Melting Glaciers Will Lead to More Volcanic Eruptions, Study Suggests. Now, All Eyes Are On Antarctica
New research from the Chilean Patagonia has identified a link between glacial retreat and underground volcanic activity
Since the new millennium, the world’s glaciers have shed 5 percent of their collective mass, a loss with significant impacts on both global and regional scales.
When glaciers melt, sea levels rise, avalanches and landslides are more likely to occur, and long-term freshwater access is thrown into question.
Now, a new study adds an additional—and explosive—consequence to the list of changes: melting glaciers are likely to make volcanic eruptions more frequent and severe.
Quick fact: Proximity of volcanoes to glaciers
- According to this 2020 study, 245 of the world's active volcanoes are located within three miles of ice.
The study’s authors, representing the University of Wisconsin-Madison, Dickinson College and the University of La Frontera, presented their findings this week at an international geochemistry conference in Prague. As glaciers retreat, they said, the massive weight of ice gradually lifts off of tectonic plates, alleviating pressure on underground magma chambers and making eruptions more likely.
“When you take the load off, it’s just like opening a Coca-Cola bottle or a champagne bottle,” Brad Singer, a geoscientist at the University of Wisconsin-Madison, told Bob Berwyn of Inside Climate News. “It’s under pressure, and the dissolved gasses in the melt come out as bubbles.”

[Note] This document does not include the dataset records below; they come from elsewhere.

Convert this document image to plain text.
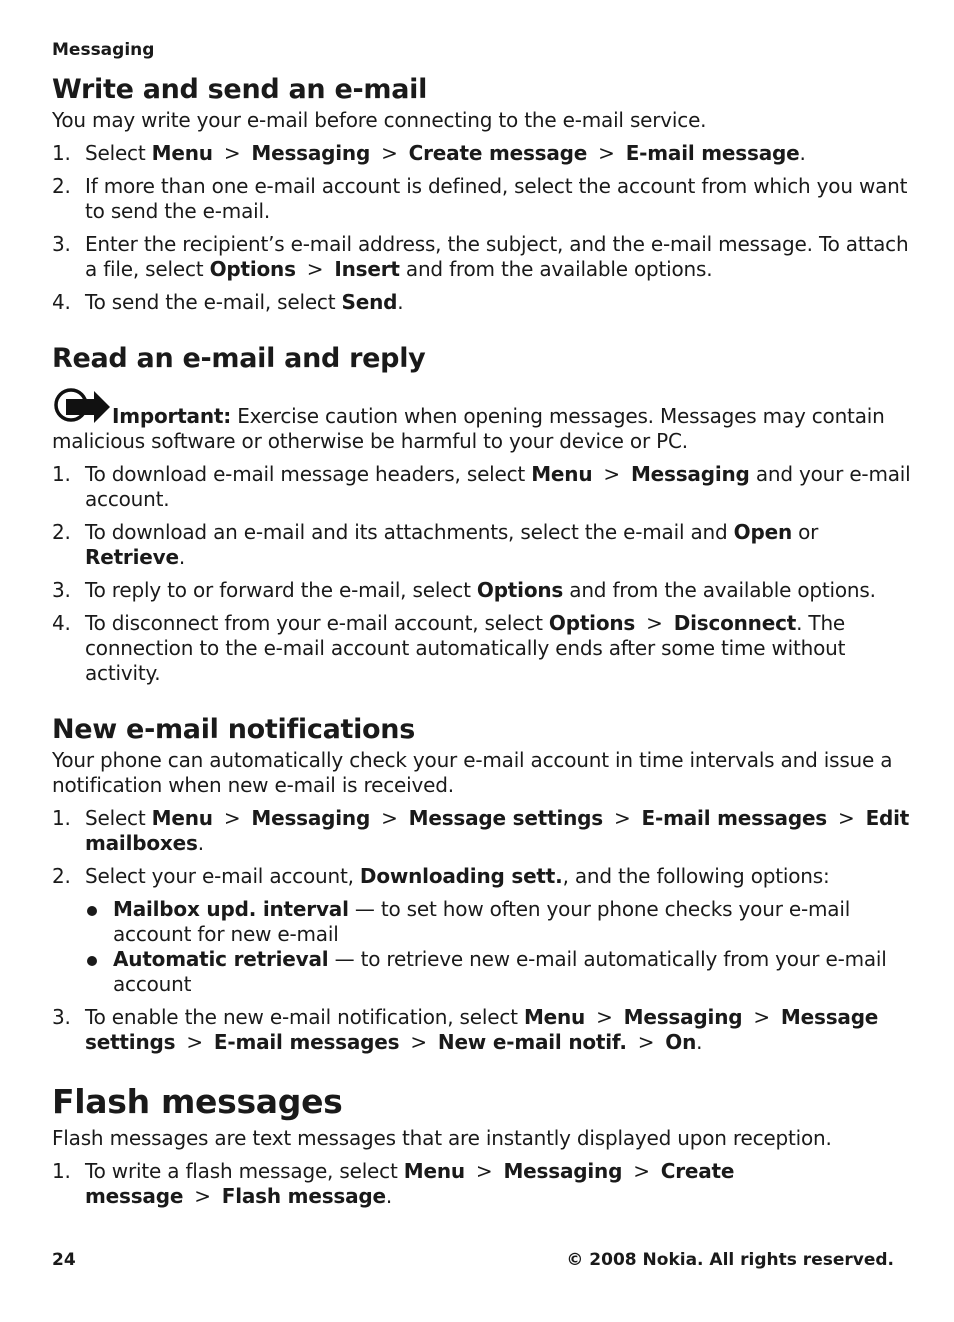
Messaging
Write and send an e-mail

You may write your e-mail before connecting to the e-mail service.

1. Select Menu > Messaging > Create message > E-mail message.
2. If more than one e-mail account is defined, select the account from which you want to send the e-mail.
3. Enter the recipient’s e-mail address, the subject, and the e-mail message. To attach a file, select Options > Insert and from the available options.
4. To send the e-mail, select Send.
Read an e-mail and reply
Important: Exercise caution when opening messages. Messages may contain malicious software or otherwise be harmful to your device or PC.
1. To download e-mail message headers, select Menu > Messaging and your e-mail account.
2. To download an e-mail and its attachments, select the e-mail and Open or Retrieve.
3. To reply to or forward the e-mail, select Options and from the available options.
4. To disconnect from your e-mail account, select Options > Disconnect. The connection to the e-mail account automatically ends after some time without activity.
New e-mail notifications

Your phone can automatically check your e-mail account in time intervals and issue a notification when new e-mail is received.

1. Select Menu > Messaging > Message settings > E-mail messages > Edit mailboxes.
2. Select your e-mail account, Downloading sett., and the following options:
Mailbox upd. interval — to set how often your phone checks your e-mail account for new e-mail
Automatic retrieval — to retrieve new e-mail automatically from your e-mail account
3. To enable the new e-mail notification, select Menu > Messaging > Message settings > E-mail messages > New e-mail notif. > On.
Flash messages

Flash messages are text messages that are instantly displayed upon reception.

1. To write a flash message, select Menu > Messaging > Create message > Flash message.
24	© 2008 Nokia. All rights reserved.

Look no further than Iceland, the scientists say, to understand how these geological processes can drastically change a landscape. Increased volcanic activity on the island has been linked to melting ice caps and glacial retreat during the end of the last Ice Age, some 10,000 years ago. In the aftermath of these changes, the country’s volcanoes have erupted between 30 and 50 times more frequently.

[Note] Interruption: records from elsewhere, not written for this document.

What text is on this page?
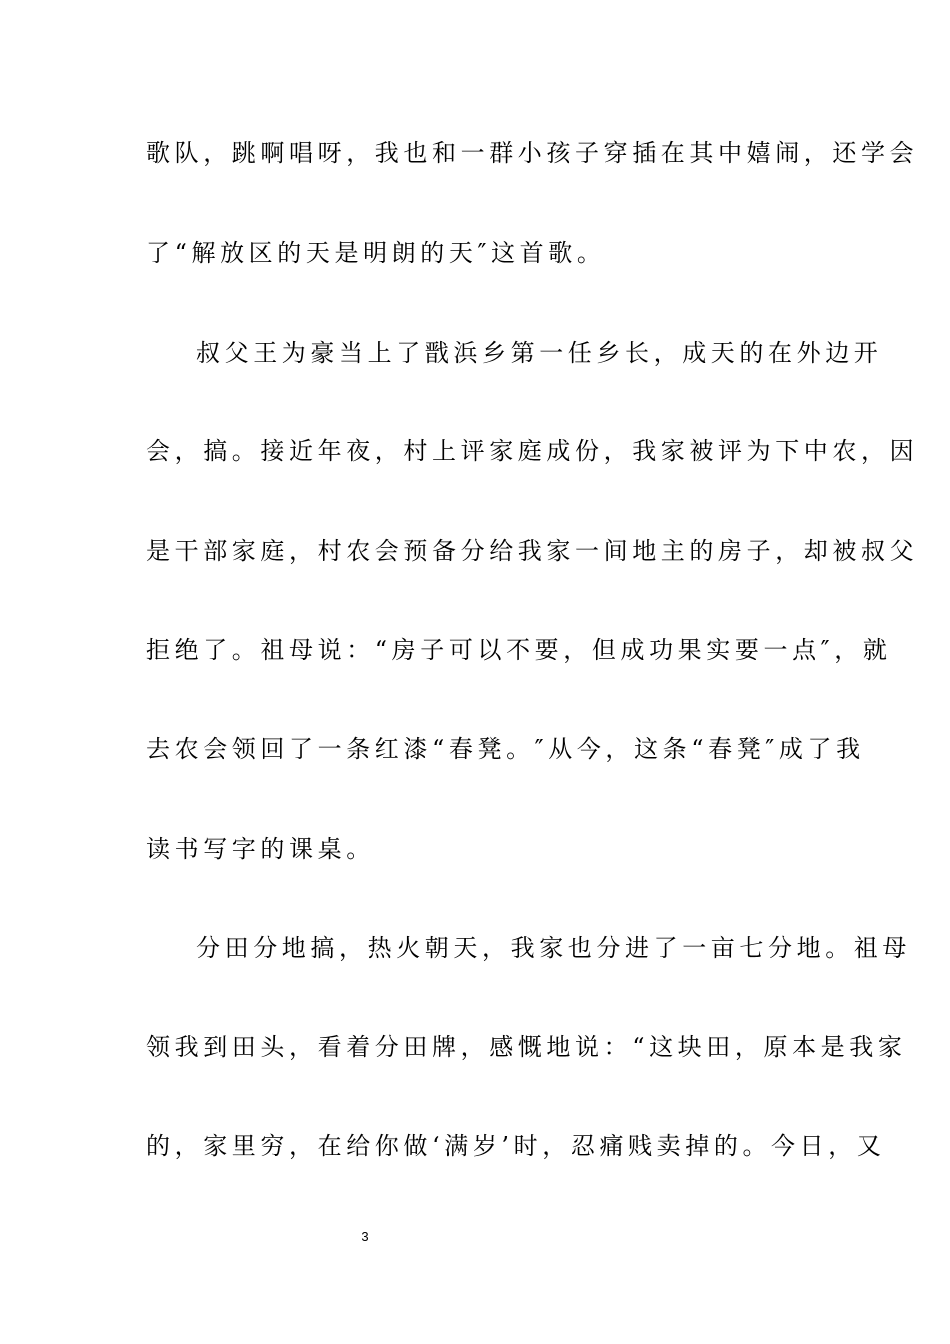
歌队，跳啊唱呀，我也和一群小孩子穿插在其中嬉闹，还学会
了“解放区的天是明朗的天″这首歌。
叔父王为豪当上了戬浜乡第一任乡长，成天的在外边开
会，搞。接近年夜，村上评家庭成份，我家被评为下中农，因
是干部家庭，村农会预备分给我家一间地主的房子，却被叔父
拒绝了。祖母说：“房子可以不要，但成功果实要一点″，就
去农会领回了一条红漆“春凳。″从今，这条“春凳″成了我
读书写字的课桌。
分田分地搞，热火朝天，我家也分进了一亩七分地。祖母
领我到田头，看着分田牌，感慨地说：“这块田，原本是我家
的，家里穷，在给你做‘满岁’时，忍痛贱卖掉的。今日，又
3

“Glaciers tend to suppress the volume of eruptions from the volcanoes beneath them. But as glaciers retreat due to climate change, our findings suggest these volcanoes go on to erupt more frequently and more explosively,” Pablo Moreno Yaeger, a graduate student at the University of Wisconsin-Madison who presented the research at Goldschmidt Conference, said in a news release.

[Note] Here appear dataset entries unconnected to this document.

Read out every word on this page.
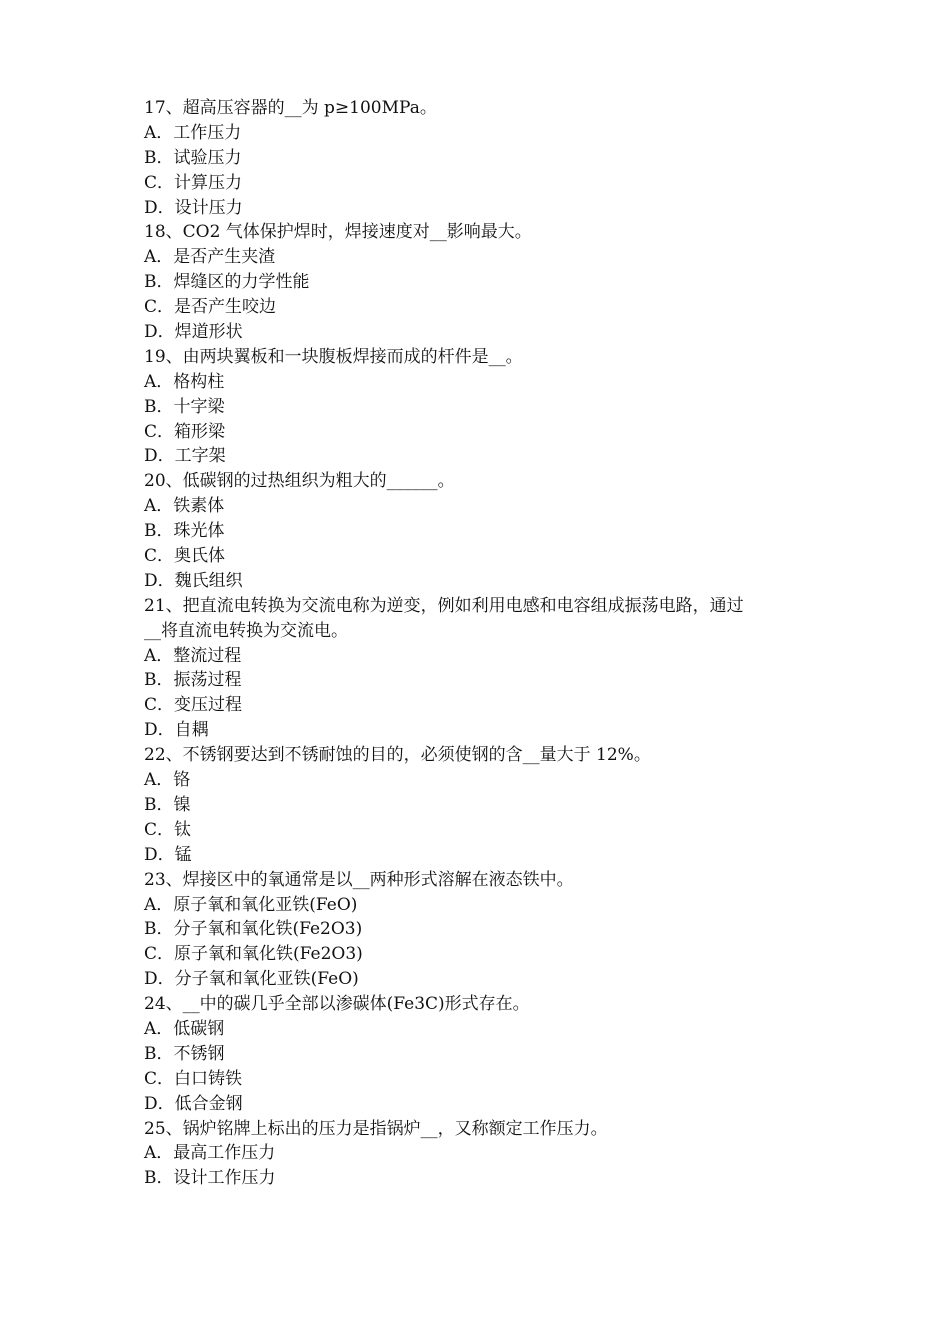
17、超高压容器的__为 p≥100MPa。
A．工作压力
B．试验压力
C．计算压力
D．设计压力
18、CO2 气体保护焊时，焊接速度对__影响最大。
A．是否产生夹渣
B．焊缝区的力学性能
C．是否产生咬边
D．焊道形状
19、由两块翼板和一块腹板焊接而成的杆件是__。
A．格构柱
B．十字梁
C．箱形梁
D．工字架
20、低碳钢的过热组织为粗大的______。
A．铁素体
B．珠光体
C．奥氏体
D．魏氏组织
21、把直流电转换为交流电称为逆变，例如利用电感和电容组成振荡电路，通过
__将直流电转换为交流电。
A．整流过程
B．振荡过程
C．变压过程
D．自耦
22、不锈钢要达到不锈耐蚀的目的，必须使钢的含__量大于 12%。
A．铬
B．镍
C．钛
D．锰
23、焊接区中的氧通常是以__两种形式溶解在液态铁中。
A．原子氧和氧化亚铁(FeO)
B．分子氧和氧化铁(Fe2O3)
C．原子氧和氧化铁(Fe2O3)
D．分子氧和氧化亚铁(FeO)
24、__中的碳几乎全部以渗碳体(Fe3C)形式存在。
A．低碳钢
B．不锈钢
C．白口铸铁
D．低合金钢
25、锅炉铭牌上标出的压力是指锅炉__，又称额定工作压力。
A．最高工作压力
B．设计工作压力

What has been observed in Iceland has been understudied elsewhere. The team focused their observations on six volcanoes in southern Chile, where the Patagonian Ice Sheet once stretched, to better understand the continental relationship between the weight of glaciers, the pressure they exerted underground and volcanic activity.
Using argon dating and crystal analysis, the scientists learned that during the peak of the last Ice Age—between 26,000 years and 18,000 years ago—the overwhelming weight of glacial ice on the Earth’s surface caused a massive magma reservoir to form between six miles and 10 miles underground. As the ice gradually retreated, this reservoir released its pressure and formed the Mocho-Choshuenco compound stratovolcano.
Uncovering these historic clues offers insight for the near future. The researchers have turned their attention even farther south, to the West Antarctic Ice Sheet, where more than 100 active volcanoes lay underneath a thick yet vulnerable frozen layer. A 2023 study published in the journal Nature Climate Change forecasts that the sheet’s rapid melting by century’s end is inevitable, even if global carbon emissions are drastically reduced in short order.
If volcanoes begin to erupt in Antarctica as a result of glacial melt, the heat from these reactions will spur a positive feedback loop, further accelerating melting. A bevy of eruptions would also likely affect the global climate, as carbon dioxide and methane are released when ash and lava are spewed into the atmosphere.
The new study’s researchers also warn that their findings apply to volcano chains globally. According to a 2020 study published in Global and Planetary Change, 245 of the world’s active volcanoes are within three miles of ice.
Researchers from the United Kingdom explored the tenuous balance between fire and ice in a paper published last November in the journal Communications Earth & Environment. After analyzing more than 18,000 glaciers around the world, they found that those located within three miles of an active volcano retreat, on average, 46 percent faster than those positioned farther away. The scientists hypothesized that the rising underground heat melted glaciers’ undersides, thus contributing to their faster flow.
“Other continental regions, like parts of North America, New Zealand and Russia, also now warrant closer scientific attention,” Moreno Yaeger said in a statement.